While trying to clean a stream of tweets with our hashtag, we encountered an odd issue with the exclude filter.

Our search query like this: #hastag -cam -sexy -dating -naked filters out the tweets with naked in them, but not the cam/sexy/dating ones.

Is this an issue with our query, or are we missing something?


Can you provide details of the actual request you’re making to the API?

Note that the track= parameter of the statuses/filter streaming API doesn’t support negation.


It actually happens on the advanced twitter search too, so, I might as well give that as example.


There’s at least 2 “cam” tweets and a “dating” tweet in the first few results.


Thanks, that’s a great reproducible example. Checking internally; stay tuned.


Looking more closely at this, it looks like some of these tweets are using homoglyphs to escape filtering.

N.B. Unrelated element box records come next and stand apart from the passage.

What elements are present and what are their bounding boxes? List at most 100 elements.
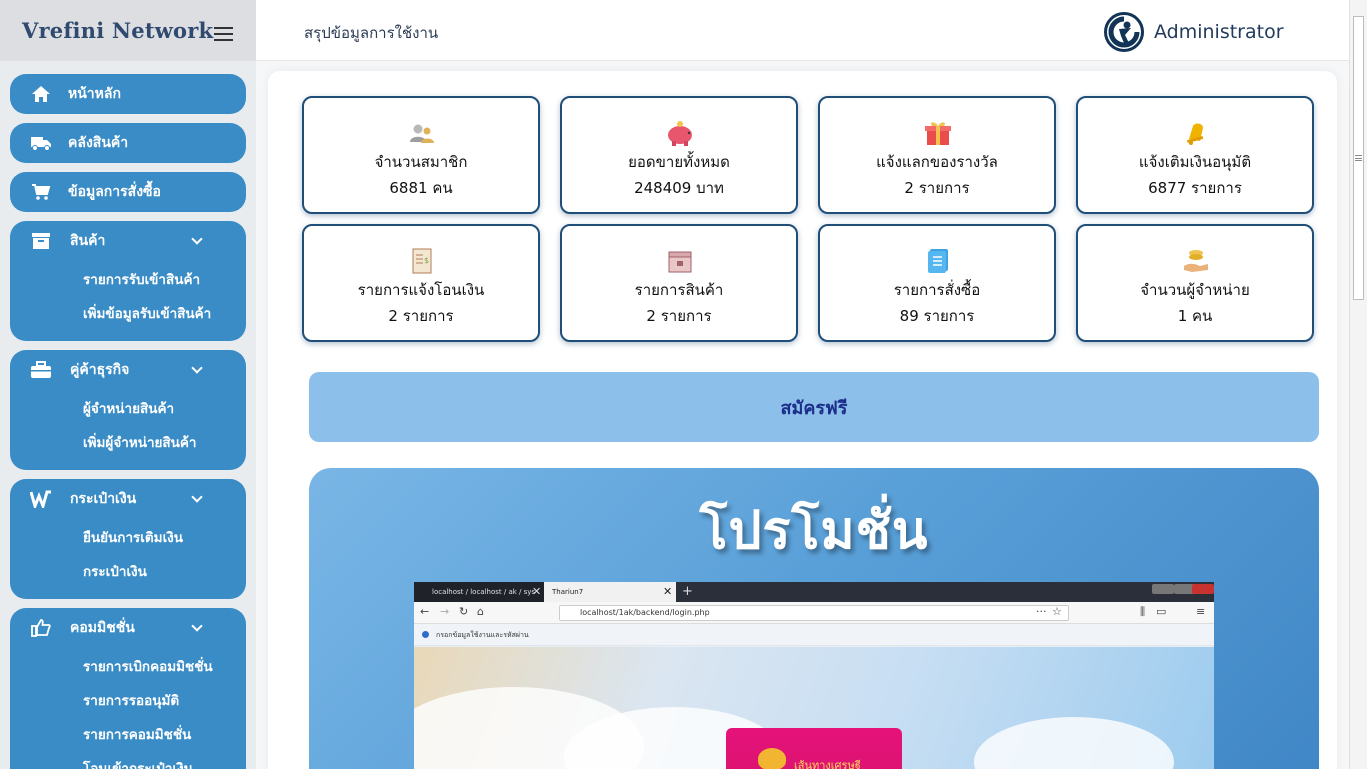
sidebar-icon: ▭	[1156, 605, 1167, 618]
sidebar-item-orders[interactable]: ข้อมูลการสั่งซื้อ	[10, 172, 246, 212]
truck-icon	[30, 132, 52, 154]
sidebar-group-label: กระเป๋าเงิน	[70, 491, 137, 507]
bell-icon	[1181, 120, 1211, 146]
sidebar-subitem[interactable]: กระเป๋าเงิน	[10, 555, 246, 589]
sidebar-subitem[interactable]: รายการรับเข้าสินค้า	[10, 263, 246, 297]
menu-dots-icon: ···	[1036, 605, 1047, 618]
stat-value: 89 รายการ	[899, 307, 975, 325]
sidebar-subitem[interactable]: เพิ่มผู้จำหน่ายสินค้า	[10, 426, 246, 460]
sidebar-group-header[interactable]: คอมมิชชั่น	[10, 608, 246, 648]
receipt-icon: $	[407, 248, 437, 274]
close-icon: ✕	[663, 585, 673, 598]
stat-title: รายการสินค้า	[634, 281, 724, 299]
briefcase-icon	[30, 359, 52, 381]
stat-title: แจ้งแลกของรางวัล	[876, 153, 998, 171]
minimize-icon	[1152, 584, 1174, 594]
signup-label: สมัครฟรี	[780, 397, 848, 419]
thumbs-up-icon	[30, 617, 52, 639]
sidebar-group-header[interactable]: คู่ค้าธุรกิจ	[10, 350, 246, 390]
stat-value: 1 คน	[1177, 307, 1213, 325]
sidebar-group-label: คอมมิชชั่น	[70, 620, 135, 636]
stat-title: ยอดขายทั้งหมด	[628, 153, 730, 171]
close-icon: ✕	[532, 585, 542, 598]
stat-card-transfer-notices[interactable]: $ รายการแจ้งโอนเงิน 2 รายการ	[302, 224, 540, 342]
stat-card-rewards[interactable]: แจ้งแลกของรางวัล 2 รายการ	[818, 96, 1056, 214]
sidebar-item-label: คลังสินค้า	[68, 135, 129, 151]
stat-title: จำนวนสมาชิก	[374, 153, 468, 171]
hamburger-menu-icon: ≡	[1196, 605, 1206, 618]
login-card-title: เส้นทางเศรษฐี	[794, 759, 861, 769]
browser-tab: Thariun7	[544, 582, 676, 602]
user-menu[interactable]: Administrator	[1104, 12, 1284, 52]
sidebar-group-label: สินค้า	[70, 233, 106, 249]
sidebar-group-wallet: กระเป๋าเงิน ยืนยันการเติมเงิน กระเป๋าเงิ…	[10, 479, 246, 599]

For instance, in this tweet the “c” of “cam” is actually Unicode U+0441, “CYRILLIC SMALL LETTER ES” and not a lowercase “c” at all… which is why it’s not filtered out by “-cam”.

We’ll need to look into homoglyph canonicalization in our search pipeline.


At least we can filter these specific tweets out for now by using all specific cases, but I suppose bots outsmart us again here.

Thanks for the quick support and looking into this.